Rather than rush the proposal to the voters, though, and then figure out the details afterward, voters deserve a closer look at some of the details so they can make an educated choice if this tax goes to the ballot. The ballot proposal can’t be one of those standard one-sentence deals that just asks if voters support a soda tax for Pre-K. There needs to be detail that guarantees tax revenue goes for the stated purpose and serious programs.
Skeptics have suggested a $10.6 million pot of money from the tax seems inflated. If that amount isn’t raised, what would happen next? A higher tax? Expanded definitions of what items will be taxed? Would the city have to back off its promises on the number of children (1,250 is the stated goal, to cover every 3- or 4-year-old in Santa Fe) served by the pre-K programs?
We should note, in a city that touts itself as progressive, that this tax is a regressive one.
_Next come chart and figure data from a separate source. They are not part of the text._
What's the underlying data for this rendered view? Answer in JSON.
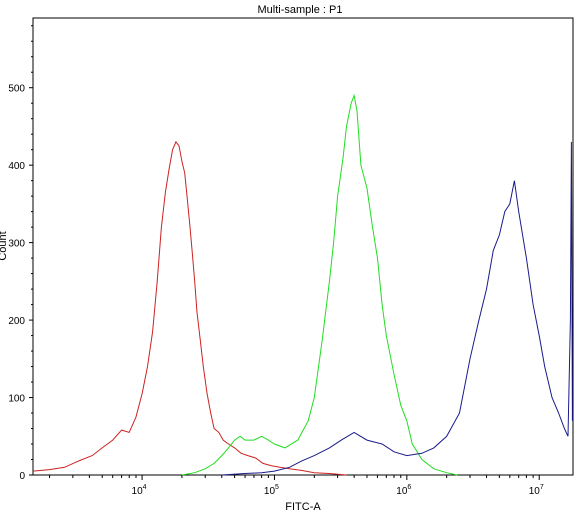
{
  "chart_data": {
    "type": "line",
    "title": "Multi-sample : P1",
    "xlabel": "FITC-A",
    "ylabel": "Count",
    "x_scale": "log",
    "xlim": [
      1500,
      18000000
    ],
    "ylim": [
      0,
      590
    ],
    "x_ticks": [
      {
        "value": 10000,
        "base": "10",
        "exp": "4"
      },
      {
        "value": 100000,
        "base": "10",
        "exp": "5"
      },
      {
        "value": 1000000,
        "base": "10",
        "exp": "6"
      },
      {
        "value": 10000000,
        "base": "10",
        "exp": "7"
      }
    ],
    "y_ticks": [
      0,
      100,
      200,
      300,
      400,
      500
    ],
    "grid": false,
    "series": [
      {
        "color": "#cc2222",
        "x": [
          1500,
          2000,
          2600,
          3300,
          4200,
          5000,
          6000,
          7000,
          8000,
          9000,
          10000,
          11000,
          12000,
          13000,
          14000,
          15000,
          16000,
          17000,
          18000,
          19000,
          20000,
          21000,
          22000,
          23000,
          24000,
          25000,
          26000,
          27500,
          29000,
          31000,
          33000,
          35000,
          38000,
          41000,
          45000,
          50000,
          56000,
          63000,
          72000,
          82000,
          95000,
          110000,
          130000,
          160000,
          200000,
          260000,
          350000
        ],
        "y": [
          5,
          7,
          10,
          18,
          25,
          35,
          45,
          58,
          55,
          75,
          105,
          140,
          185,
          250,
          320,
          365,
          395,
          420,
          430,
          425,
          405,
          390,
          355,
          320,
          285,
          250,
          210,
          175,
          140,
          105,
          80,
          60,
          55,
          45,
          40,
          35,
          28,
          25,
          22,
          15,
          12,
          10,
          8,
          6,
          3,
          2,
          0
        ]
      },
      {
        "color": "#22dd22",
        "x": [
          20000,
          25000,
          30000,
          35000,
          40000,
          45000,
          50000,
          55000,
          60000,
          70000,
          80000,
          90000,
          100000,
          120000,
          150000,
          180000,
          200000,
          230000,
          260000,
          280000,
          300000,
          330000,
          350000,
          380000,
          400000,
          420000,
          450000,
          500000,
          550000,
          600000,
          650000,
          700000,
          800000,
          900000,
          1000000,
          1100000,
          1300000,
          1600000,
          2000000,
          2400000
        ],
        "y": [
          0,
          3,
          8,
          15,
          25,
          35,
          45,
          50,
          45,
          45,
          50,
          45,
          40,
          35,
          45,
          70,
          100,
          175,
          250,
          300,
          360,
          410,
          450,
          480,
          490,
          470,
          400,
          370,
          320,
          280,
          220,
          180,
          130,
          90,
          70,
          40,
          20,
          8,
          3,
          0
        ]
      },
      {
        "color": "#1a1a8c",
        "x": [
          40000,
          60000,
          80000,
          100000,
          130000,
          160000,
          200000,
          260000,
          320000,
          400000,
          500000,
          650000,
          800000,
          1000000,
          1300000,
          1600000,
          2000000,
          2500000,
          3000000,
          3500000,
          4000000,
          4500000,
          5000000,
          5500000,
          6000000,
          6500000,
          7000000,
          8000000,
          9000000,
          10000000,
          11000000,
          12500000,
          14000000,
          15500000,
          16500000,
          17200000,
          17500000,
          17800000
        ],
        "y": [
          0,
          2,
          3,
          5,
          10,
          18,
          25,
          35,
          45,
          55,
          45,
          40,
          30,
          25,
          28,
          35,
          50,
          80,
          150,
          200,
          240,
          290,
          310,
          340,
          350,
          380,
          340,
          280,
          220,
          180,
          140,
          100,
          80,
          60,
          50,
          200,
          430,
          70
        ]
      }
    ]
  }
}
In other words, people with low incomes who buy a soft drink will pay a bigger portion of their income as a tax than people with high incomes.
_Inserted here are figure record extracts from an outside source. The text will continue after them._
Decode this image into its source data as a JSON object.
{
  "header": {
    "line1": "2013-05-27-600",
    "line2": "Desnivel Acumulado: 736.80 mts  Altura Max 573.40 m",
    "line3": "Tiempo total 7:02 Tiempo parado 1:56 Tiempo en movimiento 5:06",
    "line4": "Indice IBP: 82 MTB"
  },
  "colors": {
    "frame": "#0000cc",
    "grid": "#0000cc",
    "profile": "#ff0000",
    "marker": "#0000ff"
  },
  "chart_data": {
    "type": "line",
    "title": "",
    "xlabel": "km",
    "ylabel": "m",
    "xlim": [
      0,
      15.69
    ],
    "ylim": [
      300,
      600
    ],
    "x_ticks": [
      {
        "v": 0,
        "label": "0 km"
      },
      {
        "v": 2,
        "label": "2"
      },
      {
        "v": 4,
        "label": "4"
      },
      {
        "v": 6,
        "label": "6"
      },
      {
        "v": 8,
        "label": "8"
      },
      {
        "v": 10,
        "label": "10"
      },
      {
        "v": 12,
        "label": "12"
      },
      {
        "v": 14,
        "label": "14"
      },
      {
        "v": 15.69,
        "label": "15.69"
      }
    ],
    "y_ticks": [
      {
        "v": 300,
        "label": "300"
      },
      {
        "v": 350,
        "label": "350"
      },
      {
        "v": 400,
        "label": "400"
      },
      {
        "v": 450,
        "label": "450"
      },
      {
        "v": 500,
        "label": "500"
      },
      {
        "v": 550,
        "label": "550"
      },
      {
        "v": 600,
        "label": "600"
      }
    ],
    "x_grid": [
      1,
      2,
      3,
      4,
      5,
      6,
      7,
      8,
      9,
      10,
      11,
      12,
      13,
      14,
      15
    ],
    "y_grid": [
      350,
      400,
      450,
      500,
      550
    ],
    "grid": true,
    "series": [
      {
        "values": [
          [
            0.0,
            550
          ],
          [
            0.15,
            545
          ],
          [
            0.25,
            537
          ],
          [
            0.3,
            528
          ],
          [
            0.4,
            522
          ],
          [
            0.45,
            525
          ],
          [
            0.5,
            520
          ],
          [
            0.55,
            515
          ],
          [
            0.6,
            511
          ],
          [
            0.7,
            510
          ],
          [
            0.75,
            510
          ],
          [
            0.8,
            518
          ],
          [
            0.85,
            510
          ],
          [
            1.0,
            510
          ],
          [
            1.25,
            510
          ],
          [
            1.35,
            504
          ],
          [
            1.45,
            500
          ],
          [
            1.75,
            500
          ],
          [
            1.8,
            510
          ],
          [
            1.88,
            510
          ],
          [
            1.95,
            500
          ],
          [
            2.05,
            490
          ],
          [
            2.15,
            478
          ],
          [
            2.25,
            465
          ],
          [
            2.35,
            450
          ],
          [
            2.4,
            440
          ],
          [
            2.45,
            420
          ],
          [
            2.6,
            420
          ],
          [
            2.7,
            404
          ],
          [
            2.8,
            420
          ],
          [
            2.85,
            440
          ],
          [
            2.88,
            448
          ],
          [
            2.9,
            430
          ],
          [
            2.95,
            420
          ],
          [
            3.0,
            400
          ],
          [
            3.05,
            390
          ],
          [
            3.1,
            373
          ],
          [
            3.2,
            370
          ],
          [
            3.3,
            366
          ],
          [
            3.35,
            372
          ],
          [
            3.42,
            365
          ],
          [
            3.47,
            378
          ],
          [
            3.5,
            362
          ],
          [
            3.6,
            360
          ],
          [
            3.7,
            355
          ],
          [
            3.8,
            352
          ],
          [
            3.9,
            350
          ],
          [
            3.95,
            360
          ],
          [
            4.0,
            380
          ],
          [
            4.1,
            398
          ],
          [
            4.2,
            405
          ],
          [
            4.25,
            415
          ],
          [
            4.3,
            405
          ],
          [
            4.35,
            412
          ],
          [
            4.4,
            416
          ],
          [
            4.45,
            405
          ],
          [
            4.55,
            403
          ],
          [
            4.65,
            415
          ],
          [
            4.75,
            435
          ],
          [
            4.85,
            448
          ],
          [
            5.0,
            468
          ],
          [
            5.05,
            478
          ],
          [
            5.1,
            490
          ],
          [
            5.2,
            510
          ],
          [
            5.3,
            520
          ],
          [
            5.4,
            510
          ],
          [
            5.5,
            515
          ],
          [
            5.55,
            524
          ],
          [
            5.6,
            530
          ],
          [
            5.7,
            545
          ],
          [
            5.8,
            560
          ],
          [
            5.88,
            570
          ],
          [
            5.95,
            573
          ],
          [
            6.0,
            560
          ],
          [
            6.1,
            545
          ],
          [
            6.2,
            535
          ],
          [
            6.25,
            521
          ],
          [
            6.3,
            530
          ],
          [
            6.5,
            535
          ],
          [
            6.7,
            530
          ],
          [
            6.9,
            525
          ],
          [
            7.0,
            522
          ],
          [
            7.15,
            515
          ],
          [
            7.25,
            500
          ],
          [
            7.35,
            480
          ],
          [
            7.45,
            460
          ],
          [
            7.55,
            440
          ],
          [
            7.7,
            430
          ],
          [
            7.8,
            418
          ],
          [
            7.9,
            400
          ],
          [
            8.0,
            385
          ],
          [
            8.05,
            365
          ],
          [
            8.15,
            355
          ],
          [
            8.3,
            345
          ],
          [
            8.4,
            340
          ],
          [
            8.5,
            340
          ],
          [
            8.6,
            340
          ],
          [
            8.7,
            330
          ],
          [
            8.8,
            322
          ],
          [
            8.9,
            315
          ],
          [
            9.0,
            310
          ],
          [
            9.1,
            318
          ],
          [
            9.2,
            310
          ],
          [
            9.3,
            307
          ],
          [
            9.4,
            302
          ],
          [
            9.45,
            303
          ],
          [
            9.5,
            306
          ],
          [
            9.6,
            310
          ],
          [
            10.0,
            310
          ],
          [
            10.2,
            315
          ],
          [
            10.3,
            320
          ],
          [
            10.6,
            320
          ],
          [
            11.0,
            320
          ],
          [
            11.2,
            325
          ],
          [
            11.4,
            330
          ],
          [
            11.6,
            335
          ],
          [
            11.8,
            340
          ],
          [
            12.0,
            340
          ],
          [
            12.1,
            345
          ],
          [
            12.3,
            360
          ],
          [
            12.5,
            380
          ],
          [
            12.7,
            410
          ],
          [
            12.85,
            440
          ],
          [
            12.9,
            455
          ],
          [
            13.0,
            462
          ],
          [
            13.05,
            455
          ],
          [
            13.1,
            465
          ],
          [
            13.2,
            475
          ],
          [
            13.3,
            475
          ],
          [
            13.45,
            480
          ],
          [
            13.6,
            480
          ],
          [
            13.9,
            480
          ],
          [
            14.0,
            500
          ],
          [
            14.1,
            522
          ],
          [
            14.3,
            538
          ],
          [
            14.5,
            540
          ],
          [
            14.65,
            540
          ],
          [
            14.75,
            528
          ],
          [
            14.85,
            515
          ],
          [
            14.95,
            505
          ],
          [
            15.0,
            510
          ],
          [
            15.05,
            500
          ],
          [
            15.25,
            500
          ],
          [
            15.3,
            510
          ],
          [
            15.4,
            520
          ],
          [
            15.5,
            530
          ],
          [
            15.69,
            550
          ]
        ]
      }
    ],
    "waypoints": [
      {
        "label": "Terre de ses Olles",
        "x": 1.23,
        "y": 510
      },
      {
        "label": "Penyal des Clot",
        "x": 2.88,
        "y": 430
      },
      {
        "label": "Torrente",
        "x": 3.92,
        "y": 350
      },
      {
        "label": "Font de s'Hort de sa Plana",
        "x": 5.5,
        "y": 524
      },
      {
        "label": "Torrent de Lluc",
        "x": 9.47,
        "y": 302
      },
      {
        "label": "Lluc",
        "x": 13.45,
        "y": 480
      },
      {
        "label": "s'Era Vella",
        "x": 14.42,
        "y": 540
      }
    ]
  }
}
While Gonzales isn’t touting the health benefits of reducing sugar consumption in his proposal, such considerations are implicit in it and even in prior, related legislation submitted by the mayor. After all, he’s not seeking extra taxes on milk, coffee or naturally sweet beverages such as fruit juices (although sugar in those juices can be just as harmful as added sugar in other drinks). Pastrami, cheeseburgers, bacon, birthday cakes and milkshakes would escape the levy.
Health studies are pretty convincing at this point that we’d be a lot healthier if we ate less sugar, but studies of the effects of a tax on sugared drinks are less clear. A recent study, for example, showed that soda sales fell 12 percent by the end of 2014 in Mexico, the year in which that country imposed a 1-cent-per-ounce tax on sugar-sweetened drinks.
Estimates of the health savings from such a reduction, however, don’t explore whether people developed new behaviors to offset the benefits of drinking less soda. Maybe they added sugar to other beverages. Or gorged on more candy and cupcakes. After all, sources of empty calories abound in our world today.
For now, we think more care needs to be taken in both examining research of pluses and minuses of such a tax, and in providing details of how the city would spend the revenues raised.